Nem tudo são flores.
Todos os dias
pela manhã, a caminho de seu trabalho, ela passava por um aterro sanitário, e
assistia os caminhões despejando o lixo e as pessoas revirando o lixo em busca
de algo para comer, aquilo a entristecia, mas bastavam alguns minutos no seu
instagram pra que aquilo fosse retirado do seu consciente.
No aterro
sanitário vivia Rafael; ele acordava todos os dias com a mesma fome do dia
anterior, nunca havia comido um banquete, desde que nasceu seu único cenário
tinha sido aquele aterro.
Toda manhã Rafael
ia junto com os outros moradores dos arredores para esperar os caminhões
trazerem o lixo, a única fonte de alimento que eles possuíam.
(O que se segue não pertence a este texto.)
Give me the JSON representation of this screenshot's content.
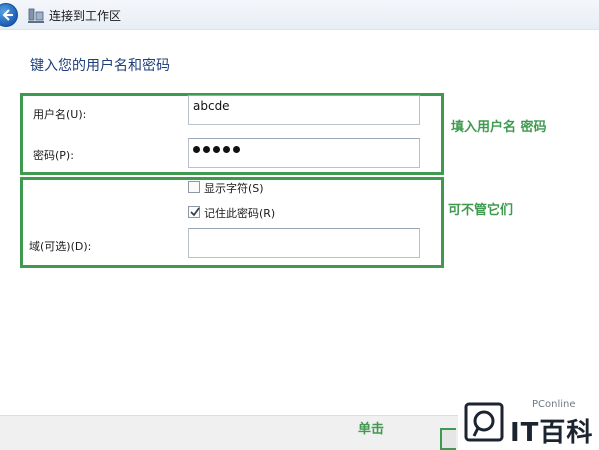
{
  "window": {
    "title": "连接到工作区"
  },
  "form": {
    "heading": "键入您的用户名和密码",
    "username_label": "用户名(U):",
    "username_value": "abcde",
    "password_label": "密码(P):",
    "password_mask_count": 5,
    "show_chars_label": "显示字符(S)",
    "show_chars_checked": false,
    "remember_label": "记住此密码(R)",
    "remember_checked": true,
    "domain_label": "域(可选)(D):",
    "domain_value": ""
  },
  "annotations": {
    "fill_credentials": "填入用户名 密码",
    "ignore_them": "可不管它们",
    "click": "单击"
  },
  "watermark": {
    "site": "PConline",
    "brand": "IT百科"
  },
  "colors": {
    "annotation_green": "#3f9a4f",
    "heading_blue": "#1e3f7a"
  },
  "icons": {
    "back": "back-arrow-icon",
    "network": "network-icon",
    "checkmark": "checkmark-icon"
  }
}
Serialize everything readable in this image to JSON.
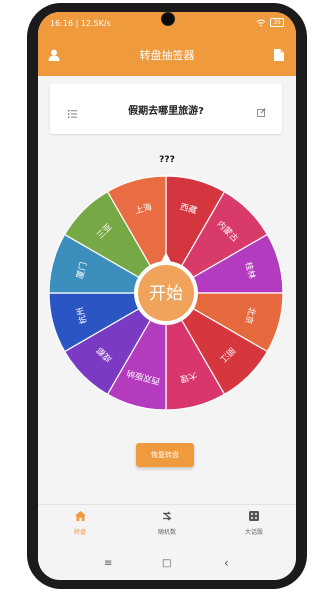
{
  "status_bar": {
    "time_text": "16:16 | 12.5K/s",
    "battery": "35"
  },
  "app_bar": {
    "title": "转盘抽签器",
    "left_icon": "person-icon",
    "right_icon": "document-icon"
  },
  "topic": {
    "question": "假期去哪里旅游?",
    "left_icon": "list-icon",
    "right_icon": "edit-icon"
  },
  "result_text": "???",
  "wheel": {
    "center_label": "开始",
    "segments": [
      {
        "label": "西藏",
        "color": "#d4363f"
      },
      {
        "label": "内蒙古",
        "color": "#d83a6a"
      },
      {
        "label": "桂林",
        "color": "#b33bbf"
      },
      {
        "label": "北京",
        "color": "#e6693e"
      },
      {
        "label": "丽江",
        "color": "#d6373e"
      },
      {
        "label": "大理",
        "color": "#d8366c"
      },
      {
        "label": "西双版纳",
        "color": "#b33bbd"
      },
      {
        "label": "成都",
        "color": "#7b3ac4"
      },
      {
        "label": "杭州",
        "color": "#2c55c4"
      },
      {
        "label": "厦门",
        "color": "#3c8ebc"
      },
      {
        "label": "三亚",
        "color": "#76a946"
      },
      {
        "label": "上海",
        "color": "#e96d42"
      }
    ]
  },
  "restore_button": "恢复转盘",
  "tabs": [
    {
      "label": "转盘",
      "icon": "home-icon",
      "active": true
    },
    {
      "label": "随机数",
      "icon": "shuffle-icon",
      "active": false
    },
    {
      "label": "大话骰",
      "icon": "dice-icon",
      "active": false
    }
  ],
  "nav": {
    "menu": "≡",
    "home": "□",
    "back": "‹"
  }
}
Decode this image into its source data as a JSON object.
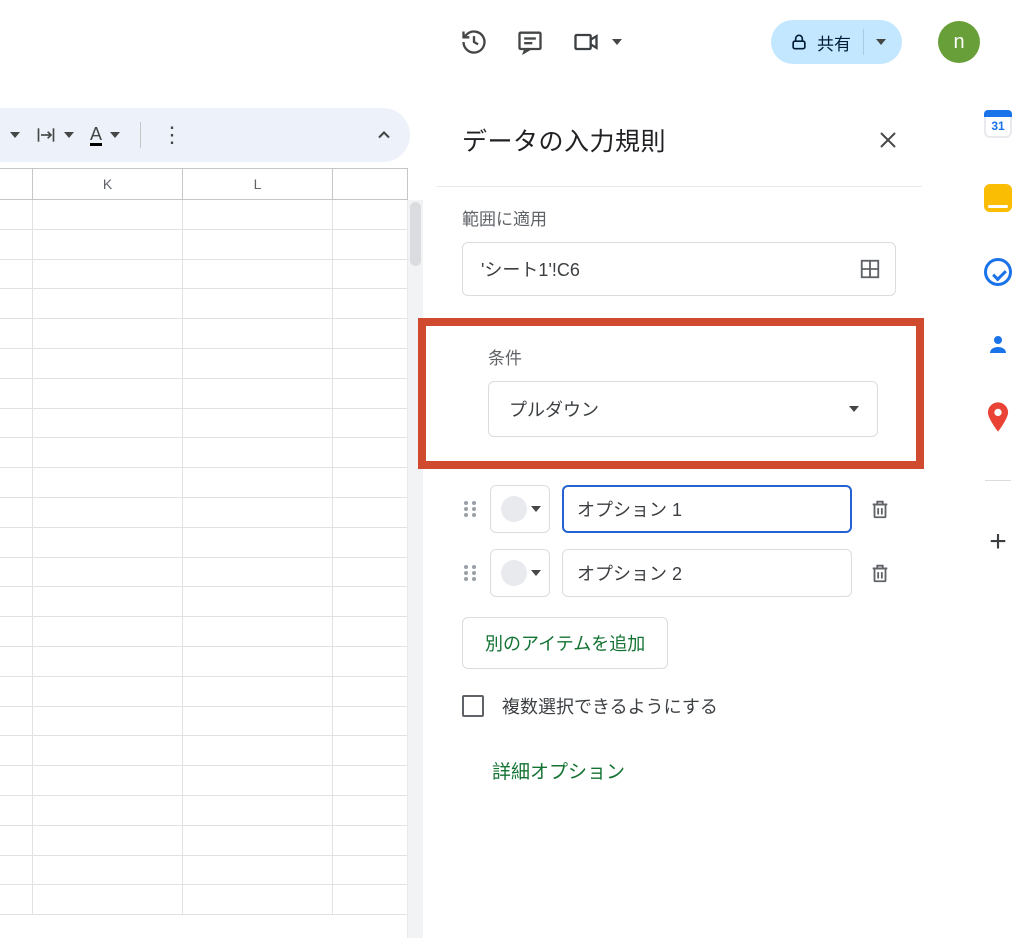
{
  "topbar": {
    "share_label": "共有",
    "avatar_letter": "n"
  },
  "toolbar": {},
  "sheet": {
    "columns": [
      "",
      "K",
      "L"
    ],
    "row_count": 24
  },
  "panel": {
    "title": "データの入力規則",
    "range_label": "範囲に適用",
    "range_value": "'シート1'!C6",
    "criteria_label": "条件",
    "criteria_value": "プルダウン",
    "options": [
      {
        "value": "オプション 1",
        "focused": true
      },
      {
        "value": "オプション 2",
        "focused": false
      }
    ],
    "add_item_label": "別のアイテムを追加",
    "multi_select_label": "複数選択できるようにする",
    "advanced_label": "詳細オプション"
  },
  "rail": {
    "calendar_day": "31"
  }
}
Certas vezes
Rafael não comia por um ou dois dias para deixar o pouco que encontravam para
outras famílias que tinham crianças e idosos. Rafael morava sozinho e era um
dos mais jovens ali; e caso ele morresse, também não faria diferença, ninguém
sentiria a sua falta.
Quando era
pequeno, Rafael havia pisado num prego e teve tétano; foi ao médico. Se
lembra de não ter se preocupado com sua integridade nem por um segundo, a única
pergunta que ele fez pro médico foi: “Quanto tempo uma pessoa consegue
sobreviver sem comer?” e o médico em retórica disse que aquilo dependia muito
de vários fatores, como idade, gordura corporal, o estado da saúde da pessoa em
questão, entre outros fatores, mas que haviam relatos de pessoas que ficaram
mais de 30 dias sem comer e que sobreviveram. Guardou aquela resposta pra vida toda.
Às vezes
Rafael comia só um pão duro e passava o dia todo apenas com ele fermentando no
estômago. Assim seguia sua vida.
Mesmo assim,
quando encontrava garrafas com restos de conhaque no meio do lixo, quando
encontrava cigarros no lixo (provavelmente de alguém que estava tentando parar
e o presenteou sem saber), ou quando ganhava chocolate do dono da venda que ele
lavava a fachada uma vez por mês, Rafael sorria.
Essa era a
vida que ele tinha, e sua tolerância era altíssima, não há nada pior que a
miséria, falta de saneamento, a fome, a doença, e a morte cheirando o seu
cangote diariamente. Rafael apenas vivia, não havia nada a perder.
Certo dia
Alice encontrou Rafael limpando a fachada da loja e por um acaso do destino
eles começaram a conversar. Rafael contou sua história e Alice ouviu aquilo com
um aperto no coração e um nó na garganta. No final do diálogo Rafael pediu pra
ela comprar um maço pra ele e caso ela tivesse condições uma garrafa de
qualquer bebida barata. Alice amargurada entrou na venda e comprou dois maços e
duas garrafas de conhaque, pra ela e pra ele.
Quando ela
chegou em casa, começou a beber o conhaque, as duas primeiras doses desceram
cortando e queimando por dentro, a fumaça do cigarro vinha em seguida aliviando
e entorpecendo, um encaixe perfeito. Não era tão gostoso quanto seu molho de
ervas, mas era o acompanhamento perfeito pras notícias que Alice lia no seu
iphone, matérias sobre a fome, desigualdade social, doenças que assolavam
populações mais pobres ao redor do mundo.
Depois disso
Alice nunca mais fora a mesma. Rafael havia quebrado a bolha de cristal que a
protegia com apenas alguns minutos de diálogo. Alice se sentia esnobe e impotente
frente a tanta desigualdade, e mesmo que fizesse algo mínimo, mesmo que fizesse
“a sua parte” ela não conseguiria ajudar nem 0,001% das pessoas que estavam
fadadas a aquelas condições.
Alice agora
bebia todos os dias, não conseguia parar de fumar, e suas plantas não eram
regadas há meses, jaziam secas no jardim, os passarinhos já não vinham mais,
Alice entrou em depressão.
Nunca tinha
encarado a tristeza, não possuía um mecanismo de defesa pronto para aquilo,
toda aquela onda a atingiu como um soco no estômago, um soco que a fez vomitar,
mais de uma vez inclusive, com superdosagens de medicações. Alice sentia a dor
do mundo. E não queria mais sentir.
Em uma sexta
feira, Alice não foi trabalhar, foi até o aterro atrás de Rafael, e para seu
desprazer imensurável descobriu que ele havia morrido. Aparentemente comeu
alguma coisa que tinha veneno pra ratos.
Alice sentia
agora uma dor tão profunda que em seu rosto não existia expressão. Ela era
incapaz de falar, sentir ou fazer qualquer coisa. Voltou pra casa sem sequer
saber no que pensar.
Maldito seja o
dia que Alice encontrou Rafael.
Naquela sexta
feira, no auge de sua amargura e completo descontentamento, Alice se matou.